Another celebrated deposite of fossil fishes is that of the cupriferous slate surrounding the Hartz. Many of the fishes of this slate at Mansfeldt, Eiseleben, &c. have a distorted attitude, which has often been assigned to writhing in the agonies of death. The true origin of this condition, is the unequal contraction of the muscular fibres, which causes fish and other animals to become stiff, during a short interval between death and the flaccid state preceding decomposition. As these fossil fishes maintain the altitude of the rigid stage immediately succeeding death, it follows that they were buried before putrefaction had commenced, and apparently in the same bituminous mud, the influx of which had caused their destruction.
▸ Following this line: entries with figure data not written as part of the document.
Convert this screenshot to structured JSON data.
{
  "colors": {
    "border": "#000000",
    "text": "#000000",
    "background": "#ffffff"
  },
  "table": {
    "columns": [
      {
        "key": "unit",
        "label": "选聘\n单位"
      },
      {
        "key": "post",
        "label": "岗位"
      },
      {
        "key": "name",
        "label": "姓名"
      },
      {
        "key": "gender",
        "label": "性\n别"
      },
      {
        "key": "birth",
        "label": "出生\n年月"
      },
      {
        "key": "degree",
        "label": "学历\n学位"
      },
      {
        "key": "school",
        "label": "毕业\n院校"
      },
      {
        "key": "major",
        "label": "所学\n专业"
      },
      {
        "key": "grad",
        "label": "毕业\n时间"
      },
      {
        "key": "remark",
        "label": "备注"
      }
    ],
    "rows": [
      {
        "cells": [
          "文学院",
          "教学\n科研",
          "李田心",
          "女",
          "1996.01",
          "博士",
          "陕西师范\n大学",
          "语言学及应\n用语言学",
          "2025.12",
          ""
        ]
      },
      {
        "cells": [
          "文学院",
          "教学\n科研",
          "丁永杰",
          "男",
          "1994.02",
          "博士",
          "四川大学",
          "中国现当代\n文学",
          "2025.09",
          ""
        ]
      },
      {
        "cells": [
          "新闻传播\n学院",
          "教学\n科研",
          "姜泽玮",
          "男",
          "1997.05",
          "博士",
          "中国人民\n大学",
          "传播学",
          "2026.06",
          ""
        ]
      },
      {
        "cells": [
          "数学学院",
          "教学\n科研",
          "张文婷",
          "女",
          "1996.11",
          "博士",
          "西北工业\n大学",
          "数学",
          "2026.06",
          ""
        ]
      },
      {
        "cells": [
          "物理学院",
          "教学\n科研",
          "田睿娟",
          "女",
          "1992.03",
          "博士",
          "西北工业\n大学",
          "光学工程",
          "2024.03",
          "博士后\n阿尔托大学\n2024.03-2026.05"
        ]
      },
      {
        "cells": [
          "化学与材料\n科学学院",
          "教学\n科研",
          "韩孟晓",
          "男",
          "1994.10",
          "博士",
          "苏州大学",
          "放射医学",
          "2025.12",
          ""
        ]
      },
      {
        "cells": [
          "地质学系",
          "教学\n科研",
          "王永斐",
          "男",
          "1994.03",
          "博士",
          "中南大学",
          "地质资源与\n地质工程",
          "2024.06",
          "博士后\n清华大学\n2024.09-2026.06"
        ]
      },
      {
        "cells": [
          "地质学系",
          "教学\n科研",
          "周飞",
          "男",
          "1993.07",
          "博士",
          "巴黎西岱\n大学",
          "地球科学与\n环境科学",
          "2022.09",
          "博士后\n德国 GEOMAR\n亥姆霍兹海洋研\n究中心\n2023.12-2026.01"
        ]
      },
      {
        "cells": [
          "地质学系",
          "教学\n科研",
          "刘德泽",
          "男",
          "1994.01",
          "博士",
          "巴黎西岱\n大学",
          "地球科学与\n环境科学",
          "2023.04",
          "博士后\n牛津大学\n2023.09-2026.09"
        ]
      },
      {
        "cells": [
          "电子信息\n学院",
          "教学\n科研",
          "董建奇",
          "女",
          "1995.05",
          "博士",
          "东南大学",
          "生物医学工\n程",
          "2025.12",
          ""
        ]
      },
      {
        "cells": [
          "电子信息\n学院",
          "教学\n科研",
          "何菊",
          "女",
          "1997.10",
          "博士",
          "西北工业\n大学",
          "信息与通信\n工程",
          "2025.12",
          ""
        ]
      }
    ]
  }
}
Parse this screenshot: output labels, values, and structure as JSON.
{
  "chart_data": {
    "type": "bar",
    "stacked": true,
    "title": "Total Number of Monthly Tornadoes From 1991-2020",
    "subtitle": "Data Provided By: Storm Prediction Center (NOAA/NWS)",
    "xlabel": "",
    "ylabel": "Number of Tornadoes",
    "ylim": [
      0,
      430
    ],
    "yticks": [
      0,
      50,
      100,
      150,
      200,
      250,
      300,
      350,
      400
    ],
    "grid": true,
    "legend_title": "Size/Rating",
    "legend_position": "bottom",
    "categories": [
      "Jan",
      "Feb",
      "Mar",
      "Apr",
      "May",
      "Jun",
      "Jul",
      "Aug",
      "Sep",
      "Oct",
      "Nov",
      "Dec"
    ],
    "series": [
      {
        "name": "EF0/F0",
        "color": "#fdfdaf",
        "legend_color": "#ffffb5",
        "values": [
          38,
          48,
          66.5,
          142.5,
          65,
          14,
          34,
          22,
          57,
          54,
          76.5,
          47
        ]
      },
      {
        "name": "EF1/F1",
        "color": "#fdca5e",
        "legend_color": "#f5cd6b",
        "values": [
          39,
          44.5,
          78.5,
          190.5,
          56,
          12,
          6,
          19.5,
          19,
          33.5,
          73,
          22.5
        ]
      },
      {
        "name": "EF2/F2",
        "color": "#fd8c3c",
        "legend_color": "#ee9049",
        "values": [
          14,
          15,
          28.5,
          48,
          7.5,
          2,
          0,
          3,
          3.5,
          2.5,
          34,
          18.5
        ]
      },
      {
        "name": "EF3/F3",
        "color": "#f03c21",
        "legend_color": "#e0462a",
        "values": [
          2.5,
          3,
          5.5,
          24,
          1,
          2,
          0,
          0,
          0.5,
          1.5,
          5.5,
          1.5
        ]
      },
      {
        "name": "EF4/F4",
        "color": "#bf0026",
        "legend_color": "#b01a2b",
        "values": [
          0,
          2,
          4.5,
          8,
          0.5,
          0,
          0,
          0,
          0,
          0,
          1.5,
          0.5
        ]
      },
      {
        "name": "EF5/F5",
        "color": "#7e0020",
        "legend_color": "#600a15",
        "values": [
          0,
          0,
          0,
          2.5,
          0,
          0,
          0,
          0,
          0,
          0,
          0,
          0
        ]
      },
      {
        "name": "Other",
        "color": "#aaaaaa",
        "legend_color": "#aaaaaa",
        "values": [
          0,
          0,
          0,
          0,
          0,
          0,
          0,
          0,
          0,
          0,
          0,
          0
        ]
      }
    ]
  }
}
The dissemination of Copper and Bitumen through the slate that contains so many perfect fishes around the Hartz, seems to offer two other causes, either of which may have produced their sudden deaths.[1]

From what has been said respecting the general history of fossil organic Remains, it appears that not only the relics of aquatic, but also those of terrestrial animals and plants, are found almost exclusively in strata that have been accumulated by the action of water. This circumstance is readily explained, when we consider that the bones of all dead creatures that may be left uncovered upon dry land, are in a few years entirely destroyed by various animals, and the decomposing influence of the atmosphere. If we

  1. Under the turbulent conditions of our planet, whilst stratification was in progress, the activity of volcanic agents, then frequent and intense, was probably attended also with atmospheric disturbances affecting both the air and water, and producing the same fatality among the then existing Tribes of fishes, that is now observed to result from sudden and violent changes in the electric condition of the atmosphere. M. Agassiz has observed that rapid changes in the degree of atmospheric pressure upon the water, affect the air within the swimming bladders of fishes, sometimes causing them to be distended to a fatal degree, and even to burst. Multitudes of dead fishes, that have thus perished during tempests, are often seen floating on the surface, and cast on the shores of the lakes of Switzerland.